Les études de terrain sur le Danube stimulent la formation et la recherche transfrontalière

Des professeurs et des étudiants de Hongrie et de Serbie s’embarquent dans des études interdisciplinaires sur la rivière qui trace la frontière entre ces deux pays.

Autres outils

 
Étudiants et membres du personnel effectuant des mesures du débit d’eau à la frontière entre la Serbie et la Hongrie Étudiants et membres du personnel effectuant des mesures du débit d’eau à la frontière entre la Serbie et la Hongrie

Un projet transfrontalier qui entend améliorer la collecte de données sur les caractéristiques du Danube améliorera les niveaux d’éducation grâce à l’utilisation de nouvelles technologies.

Un travail d’équipe pluridisciplinaire

Les partenaires du projet - l’établissement Eötvös József Főiskolai (EJF) à Baja, au sud de la Hongrie, et la faculté de génie civil (GFS) de Subotica, qui fait partie de l’université de Novi Sad en Serbie - ont établi une zone commune de recherche sur le terrain.
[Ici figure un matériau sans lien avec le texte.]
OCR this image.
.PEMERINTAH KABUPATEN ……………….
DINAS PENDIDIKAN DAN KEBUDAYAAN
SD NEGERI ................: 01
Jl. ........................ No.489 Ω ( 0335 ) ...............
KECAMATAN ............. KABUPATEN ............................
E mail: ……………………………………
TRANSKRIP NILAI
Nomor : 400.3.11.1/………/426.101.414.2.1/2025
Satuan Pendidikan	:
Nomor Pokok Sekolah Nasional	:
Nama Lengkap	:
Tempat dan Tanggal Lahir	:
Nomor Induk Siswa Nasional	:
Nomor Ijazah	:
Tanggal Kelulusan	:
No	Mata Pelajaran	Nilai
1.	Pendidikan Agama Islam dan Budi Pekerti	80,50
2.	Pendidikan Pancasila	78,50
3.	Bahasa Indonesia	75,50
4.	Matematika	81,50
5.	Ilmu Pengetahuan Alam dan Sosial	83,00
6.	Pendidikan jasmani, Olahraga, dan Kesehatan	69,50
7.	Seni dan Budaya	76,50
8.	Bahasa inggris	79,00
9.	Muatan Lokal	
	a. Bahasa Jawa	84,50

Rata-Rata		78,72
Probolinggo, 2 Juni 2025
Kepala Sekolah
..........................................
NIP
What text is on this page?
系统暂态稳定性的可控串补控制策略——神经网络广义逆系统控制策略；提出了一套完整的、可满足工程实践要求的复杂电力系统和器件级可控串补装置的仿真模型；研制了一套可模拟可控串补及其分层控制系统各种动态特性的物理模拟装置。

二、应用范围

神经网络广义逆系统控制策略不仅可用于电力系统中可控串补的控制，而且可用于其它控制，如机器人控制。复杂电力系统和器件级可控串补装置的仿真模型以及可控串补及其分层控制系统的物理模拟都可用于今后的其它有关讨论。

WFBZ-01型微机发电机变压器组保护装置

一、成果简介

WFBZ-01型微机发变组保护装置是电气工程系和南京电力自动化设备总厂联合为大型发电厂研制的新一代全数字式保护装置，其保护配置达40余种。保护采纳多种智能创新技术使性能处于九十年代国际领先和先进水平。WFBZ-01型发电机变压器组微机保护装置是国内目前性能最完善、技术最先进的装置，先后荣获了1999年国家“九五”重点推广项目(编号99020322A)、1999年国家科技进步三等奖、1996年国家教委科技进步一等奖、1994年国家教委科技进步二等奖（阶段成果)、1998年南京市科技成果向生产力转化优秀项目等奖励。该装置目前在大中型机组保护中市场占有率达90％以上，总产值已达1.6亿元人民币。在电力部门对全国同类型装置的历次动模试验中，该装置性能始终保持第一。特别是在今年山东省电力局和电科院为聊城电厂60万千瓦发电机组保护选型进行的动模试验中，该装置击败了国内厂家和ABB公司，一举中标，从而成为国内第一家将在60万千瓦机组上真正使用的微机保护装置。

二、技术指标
Il s’agit d’un tronçon du Danube situé dans la zone frontalière entre Mohacs (Hongrie) et Bezdan (Serbie).

Comme l’explique la coordinatrice du projet, Enikő Anna Tamás: «L’un des objectifs généraux du projet consistait à enrichir les programmes d’études en hydraulique de l’environnement et ressources hydriques ainsi qu’à améliorer les capacités d’enseignement et de recherche des deux institutions (EJF et GFS).»
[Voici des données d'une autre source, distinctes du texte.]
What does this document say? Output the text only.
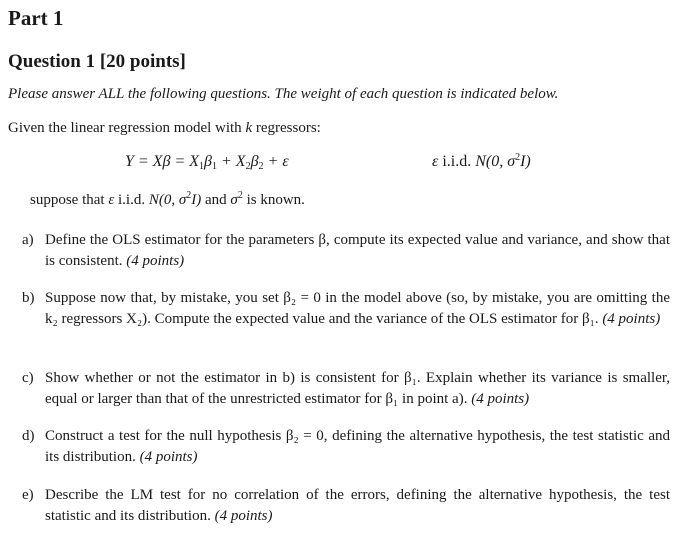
Part 1
Question 1 [20 points]
Please answer ALL the following questions. The weight of each question is indicated below.
Given the linear regression model with k regressors:
$Y = X\beta = X_1\beta_1 + X_2\beta_2 + \varepsilon$	ε i.i.d. N(0, $\sigma^2I$)
suppose that ε i.i.d. N(0, $\sigma^2I$) and $\sigma^2$ is known.
a) Define the OLS estimator for the parameters β, compute its expected value and variance, and show that is consistent. (4 points)
b) Suppose now that, by mistake, you set β₂ = 0 in the model above (so, by mistake, you are omitting the k₂ regressors X₂). Compute the expected value and the variance of the OLS estimator for β₁. (4 points)
c) Show whether or not the estimator in b) is consistent for β₁. Explain whether its variance is smaller, equal or larger than that of the unrestricted estimator for β₁ in point a). (4 points)
d) Construct a test for the null hypothesis β₂ = 0, defining the alternative hypothesis, the test statistic and its distribution. (4 points)
e) Describe the LM test for no correlation of the errors, defining the alternative hypothesis, the test statistic and its distribution. (4 points)
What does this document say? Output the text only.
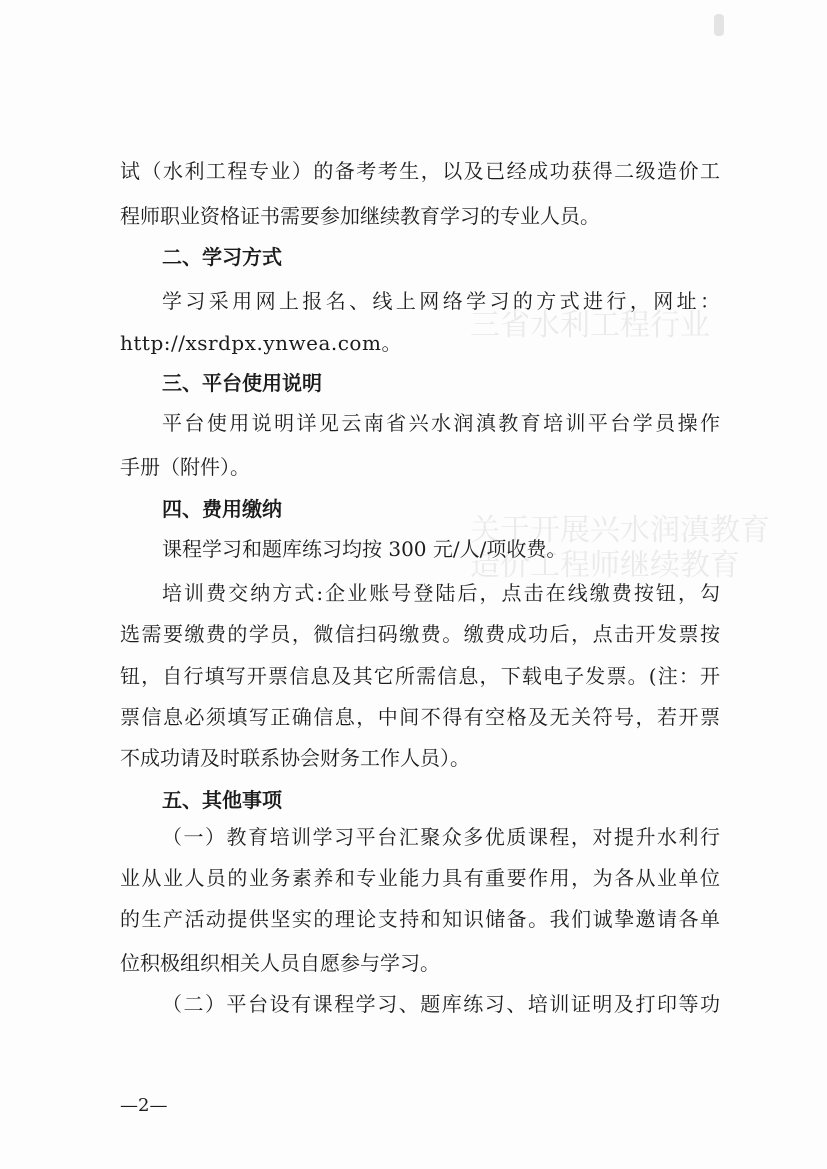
三省水利工程行业
关于开展兴水润滇教育
造价工程师继续教育
试（水利工程专业）的备考考生，以及已经成功获得二级造价工
程师职业资格证书需要参加继续教育学习的专业人员。
二、学习方式
学习采用网上报名、线上网络学习的方式进行，网址：
http://xsrdpx.ynwea.com。
三、平台使用说明
平台使用说明详见云南省兴水润滇教育培训平台学员操作
手册（附件）。
四、费用缴纳
课程学习和题库练习均按 300 元/人/项收费。
培训费交纳方式:企业账号登陆后，点击在线缴费按钮，勾
选需要缴费的学员，微信扫码缴费。缴费成功后，点击开发票按
钮，自行填写开票信息及其它所需信息，下载电子发票。(注：开
票信息必须填写正确信息，中间不得有空格及无关符号，若开票
不成功请及时联系协会财务工作人员）。
五、其他事项
（一）教育培训学习平台汇聚众多优质课程，对提升水利行
业从业人员的业务素养和专业能力具有重要作用，为各从业单位
的生产活动提供坚实的理论支持和知识储备。我们诚挚邀请各单
位积极组织相关人员自愿参与学习。
（二）平台设有课程学习、题库练习、培训证明及打印等功
—2—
Les partenaires ont introduit le travail d’équipe pluridisciplinaire et utilisé les dernières techniques de collecte de données de terrain pour mesurer le débit et les sédiments, la température, l’oxygène dissout et certains constituants chimiques et biologiques, ainsi que des techniques de modélisation mathématique en 1, 2 et 3 dimensions du débit et du processus de transport dans les eaux naturelles.

Une nouvelle zone de contrôle

Les nombreux défis à relever comprenaient la difficulté pour chaque pays de respecter les exigences internationales sur l’évaluation des eaux transfrontalières pour ce fleuve qui leur sert de frontière. Les deux pays souhaitaient obtenir de meilleures données sur la zone frontalière, concernant par exemple le transport des sédiments, car les sections de surveillance les plus proches étaient situées à une certaine distance de cette zone (14 km en amont pour la Hongrie et 10km en aval pour la Serbie); ils voulaient aussi harmoniser leurs méthodes d’échantillonnage et de traitement des données. Les résultats devraient les aider à planifier la protection de l’environnement, de la nature et contre les inondations.
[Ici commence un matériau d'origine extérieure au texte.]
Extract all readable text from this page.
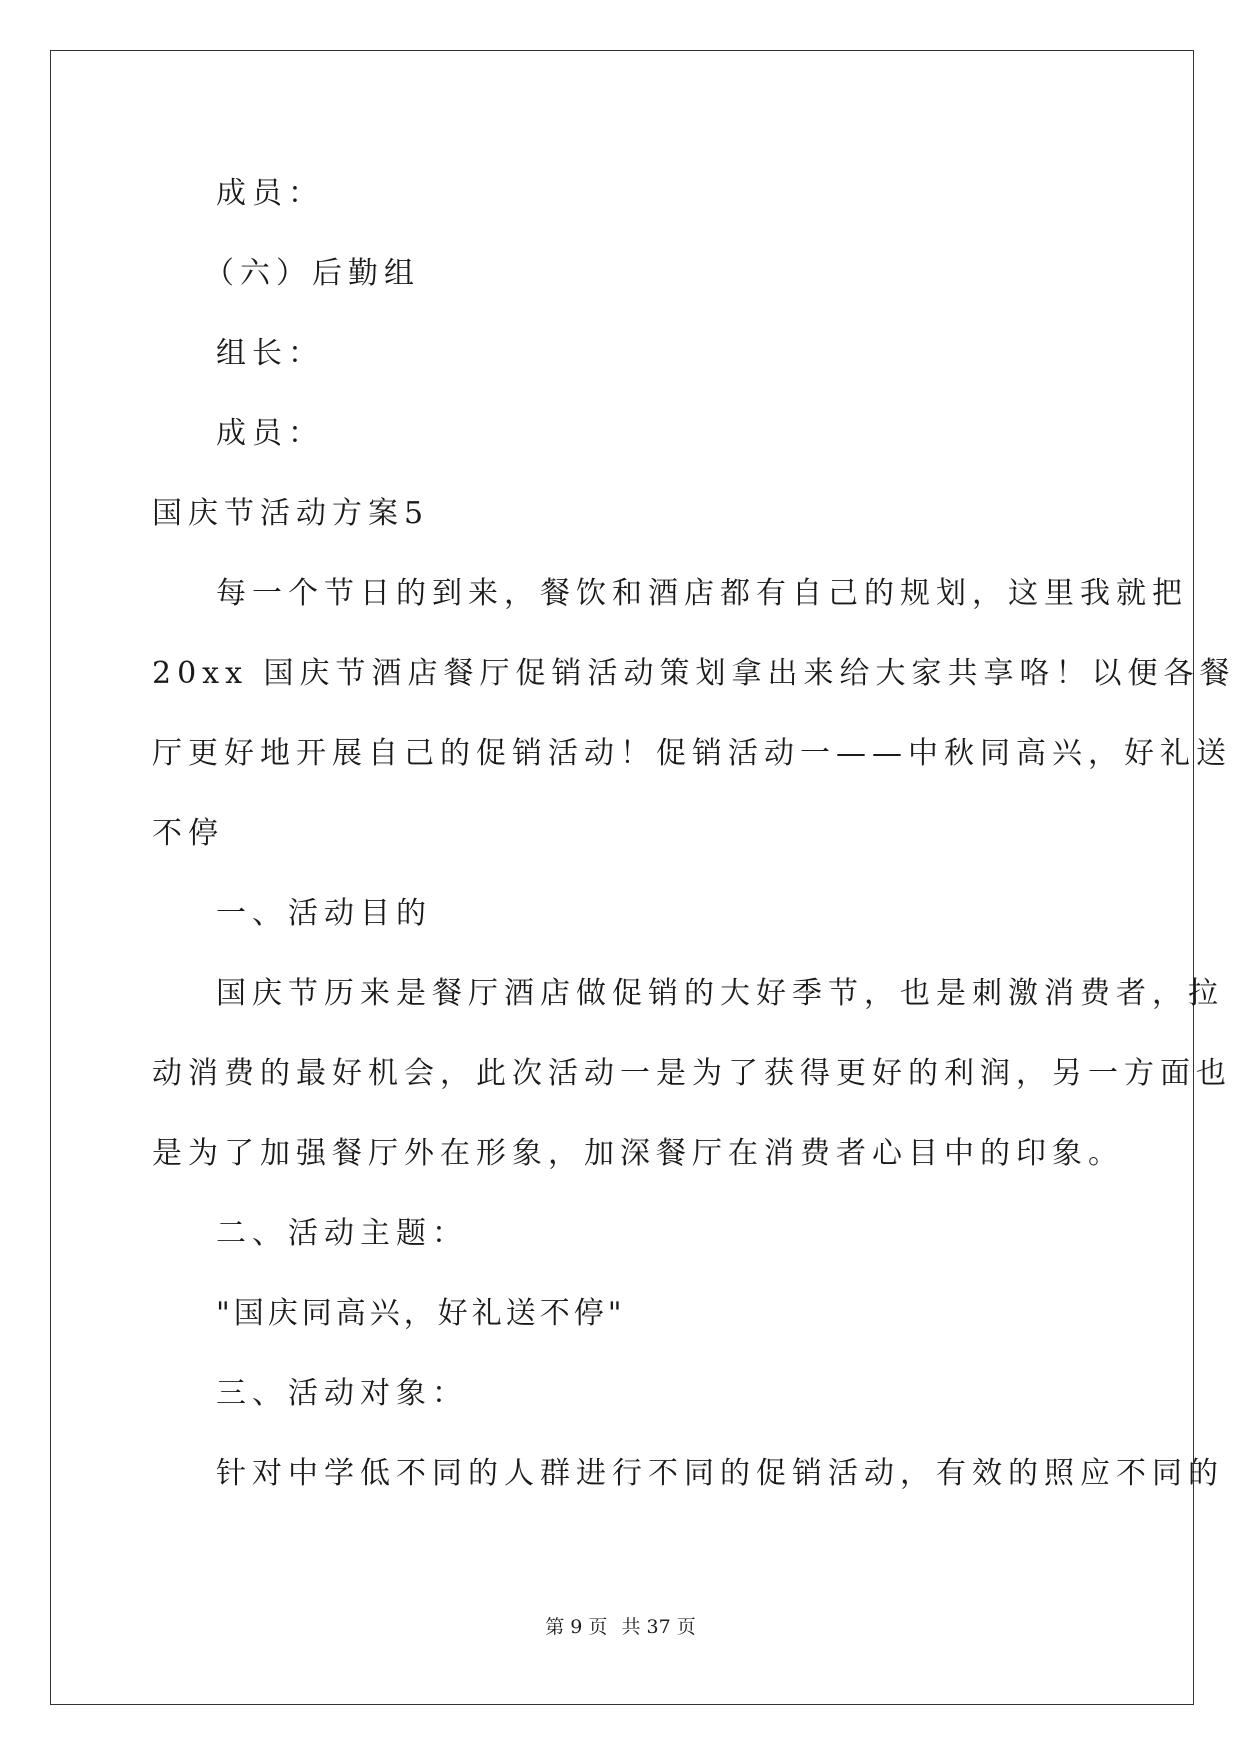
成员：
（六）后勤组
组长：
成员：
国庆节活动方案5
每一个节日的到来，餐饮和酒店都有自己的规划，这里我就把
20xx 国庆节酒店餐厅促销活动策划拿出来给大家共享咯！以便各餐
厅更好地开展自己的促销活动！促销活动一——中秋同高兴，好礼送
不停
一、活动目的
国庆节历来是餐厅酒店做促销的大好季节，也是刺激消费者，拉
动消费的最好机会，此次活动一是为了获得更好的利润，另一方面也
是为了加强餐厅外在形象，加深餐厅在消费者心目中的印象。
二、活动主题：
"国庆同高兴，好礼送不停"
三、活动对象：
针对中学低不同的人群进行不同的促销活动，有效的照应不同的
第 9 页 共 37 页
Les travaux ont abouti, entre autre, à l’élaboration de modèles en 1, 2 et 3 dimensions de la zone frontalière ainsi qu’à la constitution d’une base de données pour l’étalonnage et la vérification des modèles et pour étayer les futures recherches sur l’environnement. Ces travaux sur le fleuve se poursuivront pour alimenter les futures formations et recherches.

Grâce à ce projet, les institutions ont pu améliorer leurs programmes et offrir aux étudiants et aux enseignants une expérience pratique des dernières techniques de collecte de données et de modélisation mathématique.

Comme l’affirme Mme Tamas: «Un des principaux avantages de ce projet réside dans le fait qu’avec l’amélioration des programmes de formation des ingénieurs en hydraulique de l’environnement et ressources hydriques, les institutions de gestion des eaux et de l’environnement de la région disposent d’une réserve d’employés qualifiés.»